= Søholm Keramik =

Former manufacturer in Rønne, Denmark

Søholm Keramik was a ceramics manufacturer in Rønne on the island of Bornholm, Denmark. It existed from 1835 to 1996.

==History==
Søholm was founded by Edvard Christian Sonne and Herman Sonne Wolffsen in 1835. Herman Sonne Wolffsen ran the pottery until his death in 1887. Much of the production was then unsigned. The pottery was operated by Hans Ancher Wolffsen and his brother in 1887-1908 They adopted the popular jugendstil with its often grotesque shapes.

The Carl Møller managed the pottery for the Wolffsen family from 1908 and became its owner in 1912. The outbreak of World War I resulted in difficult times for the company and Møller in 1919 Nøller sold it to a businessman from Copenhagen but continued as a manager.

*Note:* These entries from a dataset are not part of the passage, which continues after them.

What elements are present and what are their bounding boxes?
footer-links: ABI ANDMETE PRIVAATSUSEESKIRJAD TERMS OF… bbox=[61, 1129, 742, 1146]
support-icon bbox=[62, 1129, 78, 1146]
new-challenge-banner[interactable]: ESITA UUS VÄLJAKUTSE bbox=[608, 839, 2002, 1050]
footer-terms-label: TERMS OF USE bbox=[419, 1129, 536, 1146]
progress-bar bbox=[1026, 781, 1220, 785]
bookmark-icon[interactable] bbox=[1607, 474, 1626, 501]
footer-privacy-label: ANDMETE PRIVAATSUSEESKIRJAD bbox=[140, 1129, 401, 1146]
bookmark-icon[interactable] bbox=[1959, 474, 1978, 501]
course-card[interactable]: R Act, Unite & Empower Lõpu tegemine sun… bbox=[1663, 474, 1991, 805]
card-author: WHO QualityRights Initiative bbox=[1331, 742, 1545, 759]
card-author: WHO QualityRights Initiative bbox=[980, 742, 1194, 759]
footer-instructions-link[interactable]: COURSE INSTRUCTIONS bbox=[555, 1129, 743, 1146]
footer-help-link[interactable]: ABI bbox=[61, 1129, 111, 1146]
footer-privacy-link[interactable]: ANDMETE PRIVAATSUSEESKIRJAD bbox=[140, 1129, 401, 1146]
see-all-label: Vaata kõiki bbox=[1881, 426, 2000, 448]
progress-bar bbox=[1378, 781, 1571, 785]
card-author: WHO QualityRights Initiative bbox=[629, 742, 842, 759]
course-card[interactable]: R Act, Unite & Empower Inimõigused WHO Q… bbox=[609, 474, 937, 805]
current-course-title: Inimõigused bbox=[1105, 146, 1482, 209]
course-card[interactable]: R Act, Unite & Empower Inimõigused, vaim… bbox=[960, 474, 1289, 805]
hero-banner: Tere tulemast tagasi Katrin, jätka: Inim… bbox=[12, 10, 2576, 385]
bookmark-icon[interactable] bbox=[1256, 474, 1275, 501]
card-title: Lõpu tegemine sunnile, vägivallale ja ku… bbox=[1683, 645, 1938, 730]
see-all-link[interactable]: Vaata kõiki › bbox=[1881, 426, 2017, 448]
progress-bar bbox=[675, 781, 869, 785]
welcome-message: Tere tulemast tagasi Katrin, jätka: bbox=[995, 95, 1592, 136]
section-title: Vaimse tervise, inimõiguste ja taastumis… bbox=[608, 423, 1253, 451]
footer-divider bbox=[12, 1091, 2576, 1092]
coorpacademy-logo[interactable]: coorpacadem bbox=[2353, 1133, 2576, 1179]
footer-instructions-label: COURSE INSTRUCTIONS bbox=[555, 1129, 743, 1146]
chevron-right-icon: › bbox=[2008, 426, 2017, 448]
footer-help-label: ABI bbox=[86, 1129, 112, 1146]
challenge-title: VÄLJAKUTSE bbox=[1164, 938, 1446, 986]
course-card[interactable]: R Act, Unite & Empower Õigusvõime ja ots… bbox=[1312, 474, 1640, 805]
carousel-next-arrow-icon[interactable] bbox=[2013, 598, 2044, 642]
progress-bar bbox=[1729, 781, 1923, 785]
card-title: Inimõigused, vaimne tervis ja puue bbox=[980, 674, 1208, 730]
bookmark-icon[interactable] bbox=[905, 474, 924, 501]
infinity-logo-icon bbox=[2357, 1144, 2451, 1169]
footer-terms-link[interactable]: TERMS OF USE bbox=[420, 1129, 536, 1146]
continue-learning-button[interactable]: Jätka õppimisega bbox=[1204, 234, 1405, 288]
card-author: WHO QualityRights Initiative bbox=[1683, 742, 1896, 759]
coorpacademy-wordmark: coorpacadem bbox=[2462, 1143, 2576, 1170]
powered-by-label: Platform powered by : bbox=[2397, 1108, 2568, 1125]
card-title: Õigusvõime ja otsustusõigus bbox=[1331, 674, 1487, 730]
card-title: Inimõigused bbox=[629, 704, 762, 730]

The company was in 1929 sold to Bornholm Municipality and leased to a consortium consisting of Holst & Knudsen and Keramisk Forbund. Keramisk Forbund purchased the factory in 1933, following a period with fierce criticism of the public ownership among right-wing parties in the town council. Keramisk Forbund was merged into SID in 1988. In 1989, Søjolm Keramik relocated to a new factory at Lillevangsvej 6 in the outskirts of Rønne. SID closed the factory on 1 February 1996.

==Legacy==
Ceramics from Søholm is a common sight in Danish antique shops and flea markets.